Other Afghan friends have warned her: "They tell me, do not show 1 inch of skin, Fereshta," she said in her rapid-fire, New York-inflected diction.
But other Afghans have thanked her for championing actresses as artists and even patriots. "One guy, a security guard, saw me and smiled," she said. "He said, 'nooshe jan-et' — enjoy deeply — like, look at this crazy girl, no head cover, smoking, just going her own way.''
Reviving Afghan film
In the 1970s and early 1980s, Afghan cinema was modern and vibrant. Kazemi's documentary follows Maimoona Ghezal, an Afghan actress in her 60s who was a glamorous star of the era.

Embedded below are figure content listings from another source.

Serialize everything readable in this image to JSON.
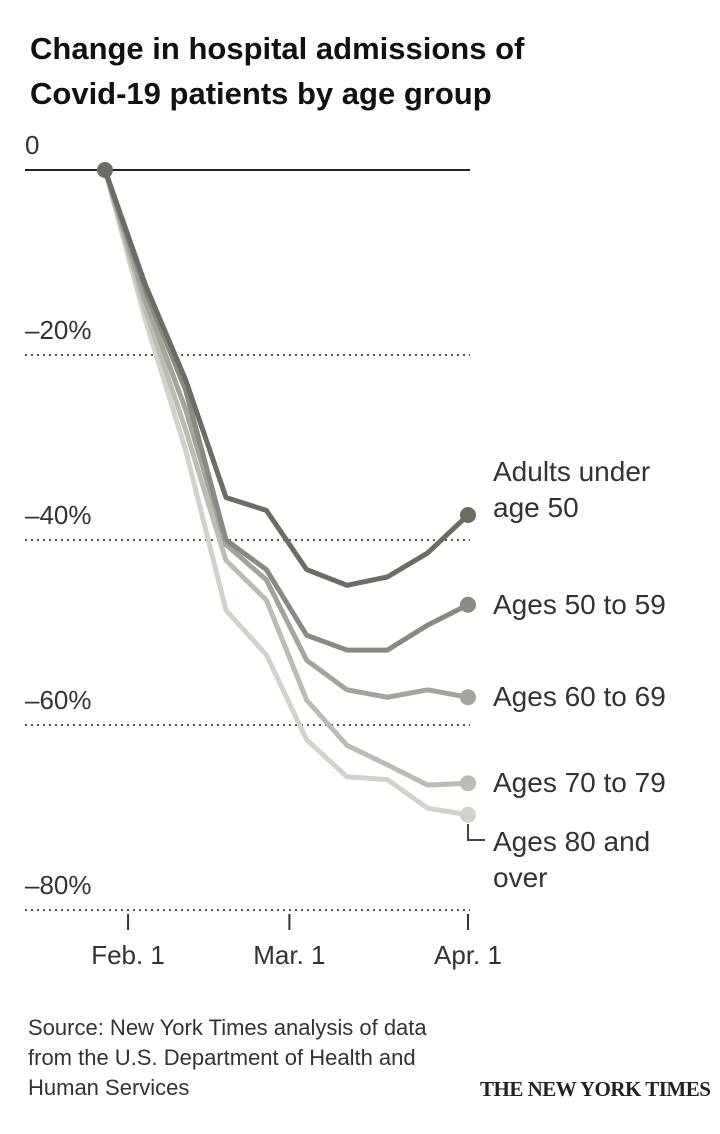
{
  "chart_data": {
    "type": "line",
    "title": "Change in hospital admissions of Covid-19 patients by age group",
    "source": "Source: New York Times analysis of data from the U.S. Department of Health and Human Services",
    "publisher": "THE NEW YORK TIMES",
    "x": [
      "01-28",
      "02-04",
      "02-11",
      "02-18",
      "02-25",
      "03-04",
      "03-11",
      "03-18",
      "03-25",
      "04-01"
    ],
    "xlim": [
      "01-28",
      "04-01"
    ],
    "xticks": [
      {
        "value": "02-01",
        "label": "Feb. 1"
      },
      {
        "value": "03-01",
        "label": "Mar. 1"
      },
      {
        "value": "04-01",
        "label": "Apr. 1"
      }
    ],
    "ylim": [
      -80,
      0
    ],
    "yticks": [
      0,
      {
        "value": -20,
        "label": "–20%"
      },
      {
        "value": -40,
        "label": "–40%"
      },
      {
        "value": -60,
        "label": "–60%"
      },
      {
        "value": -80,
        "label": "–80%"
      }
    ],
    "grid": true,
    "series": [
      {
        "name": "Adults under age 50",
        "color": "#6c6c65",
        "values": [
          0,
          -12.4,
          -22.7,
          -35.4,
          -36.8,
          -43.2,
          -44.9,
          -44.0,
          -41.4,
          -37.3
        ]
      },
      {
        "name": "Ages 50 to 59",
        "color": "#8a8a83",
        "values": [
          0,
          -13.0,
          -23.8,
          -40.0,
          -43.2,
          -50.3,
          -51.9,
          -51.9,
          -49.2,
          -47.0
        ]
      },
      {
        "name": "Ages 60 to 69",
        "color": "#a4a49d",
        "values": [
          0,
          -14.1,
          -25.9,
          -40.5,
          -44.3,
          -53.0,
          -56.2,
          -57.0,
          -56.2,
          -57.0
        ]
      },
      {
        "name": "Ages 70 to 79",
        "color": "#bcbcb5",
        "values": [
          0,
          -15.1,
          -28.1,
          -42.2,
          -46.5,
          -57.3,
          -62.2,
          -64.3,
          -66.5,
          -66.3
        ]
      },
      {
        "name": "Ages 80 and over",
        "color": "#d2d2cb",
        "values": [
          0,
          -16.2,
          -30.3,
          -47.6,
          -52.4,
          -61.6,
          -65.6,
          -65.9,
          -69.0,
          -69.7
        ]
      }
    ]
  }
}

"I worked in cinema then, and I remember all the women's gorgeous legs — I'm hungry for all that again," said Rakab, the director.

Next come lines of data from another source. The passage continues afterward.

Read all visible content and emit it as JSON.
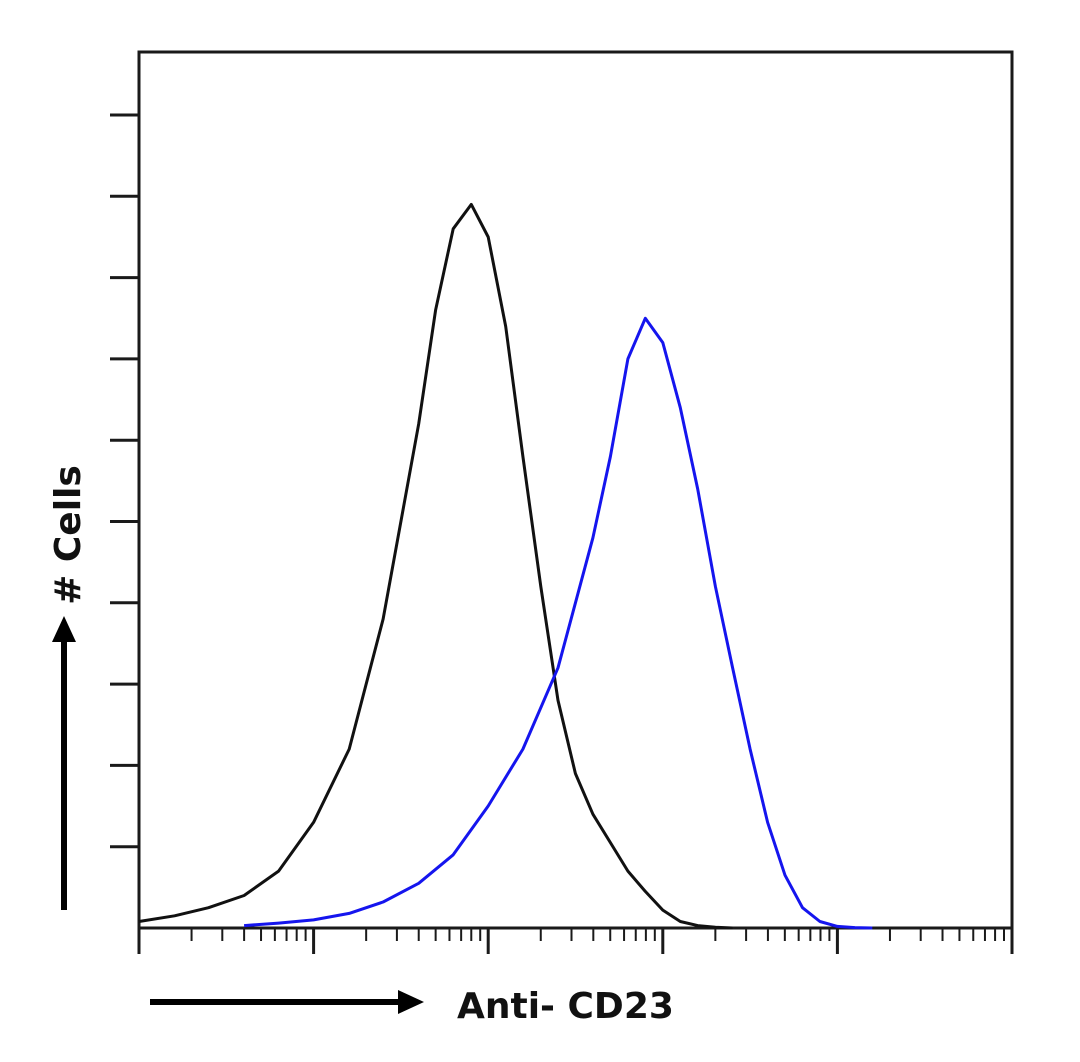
{
  "chart_data": {
    "type": "line",
    "title": "",
    "xlabel": "Anti- CD23",
    "ylabel": "# Cells",
    "x_scale": "log",
    "xlim": [
      1,
      100000
    ],
    "ylim": [
      0,
      100
    ],
    "y_ticks": [
      10,
      20,
      30,
      40,
      50,
      60,
      70,
      80,
      90,
      100
    ],
    "grid": false,
    "legend": "none",
    "series": [
      {
        "color": "#111111",
        "x": [
          1,
          1.6,
          2.5,
          4,
          6.3,
          10,
          16,
          25,
          40,
          50,
          63,
          80,
          100,
          126,
          158,
          200,
          251,
          316,
          398,
          501,
          631,
          794,
          1000,
          1259,
          1585,
          2000,
          2512
        ],
        "values": [
          0.8,
          1.5,
          2.5,
          4.0,
          7.0,
          13.0,
          22.0,
          38.0,
          62.0,
          76.0,
          86.0,
          89.0,
          85.0,
          74.0,
          58.0,
          42.0,
          28.0,
          19.0,
          14.0,
          10.5,
          7.0,
          4.5,
          2.2,
          0.8,
          0.3,
          0.1,
          0.0
        ]
      },
      {
        "color": "#1515ee",
        "x": [
          4,
          6.3,
          10,
          16,
          25,
          40,
          63,
          100,
          158,
          251,
          398,
          501,
          631,
          794,
          1000,
          1259,
          1585,
          2000,
          2512,
          3162,
          3981,
          5012,
          6310,
          7943,
          10000,
          12589,
          15849
        ],
        "values": [
          0.3,
          0.6,
          1.0,
          1.8,
          3.2,
          5.5,
          9.0,
          15.0,
          22.0,
          32.0,
          48.0,
          58.0,
          70.0,
          75.0,
          72.0,
          64.0,
          54.0,
          42.0,
          32.0,
          22.0,
          13.0,
          6.5,
          2.5,
          0.8,
          0.2,
          0.05,
          0.0
        ]
      }
    ]
  }
}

Sadam Niko, 21, who plays Kazemi's love interest in the serial, "Kocha-e-Ma" (Our Street), said of his costar: "I think she's so brave." If the war ever ends, he said, "All these problems will just go away."
Kazemi is living temporarily with relatives in a conservative neighborhood where most women wear burkas. She refuses to wear even a head scarf.
"I respect the traditions of being covered, but I will not cover my hair. I won't," she said.
The men in the shop next to her relatives' house gossip about her, she said, and stare as she strolls past. Her male cousins insist on escorting her every time she walks to find a taxi.
One cousin told her that he would be shamed and would deny he was her relative if she appears on the TV serial. When she told him to have courage, he said it was about honor, not courage.
"He told me: 'You'll be considered a prostitute,'" she said. "The value of a female is directly connected to male honor. Her reputation — how she looks and behaves in public — is all that matters. And it's all tied to sexuality."
When Kazemi mentioned to her aunt that she plans to find her own apartment, she was told that she would first need her parents' permission.
This is true, said Kazemi's mother, who lives with Fereshta's father in the Bay Area. Kazemi asked that her mother's name not be published because she has worked in Afghanistan as a translator for American troops.
Parents had other ideas
Kazemi's parents are classic immigrant strivers who wanted their daughter to become a doctor. Both are professionals who fled Afghanistan after Fereshta's father was put on a death list by the communist government, Kazemi said. The family lived in Thailand before moving to New York when Kazemi was 6.
Even as a child, Kazemi wanted to be an actress, her mother said. "She always told me: 'One day, I'll go back to Afghanistan and change things,'" she said.
The other day, Kazemi was trying on a wedding dress for a movie role as an Afghan woman married in a village. She playfully suggested that she discard the wedding cloak and instead bare her shoulders.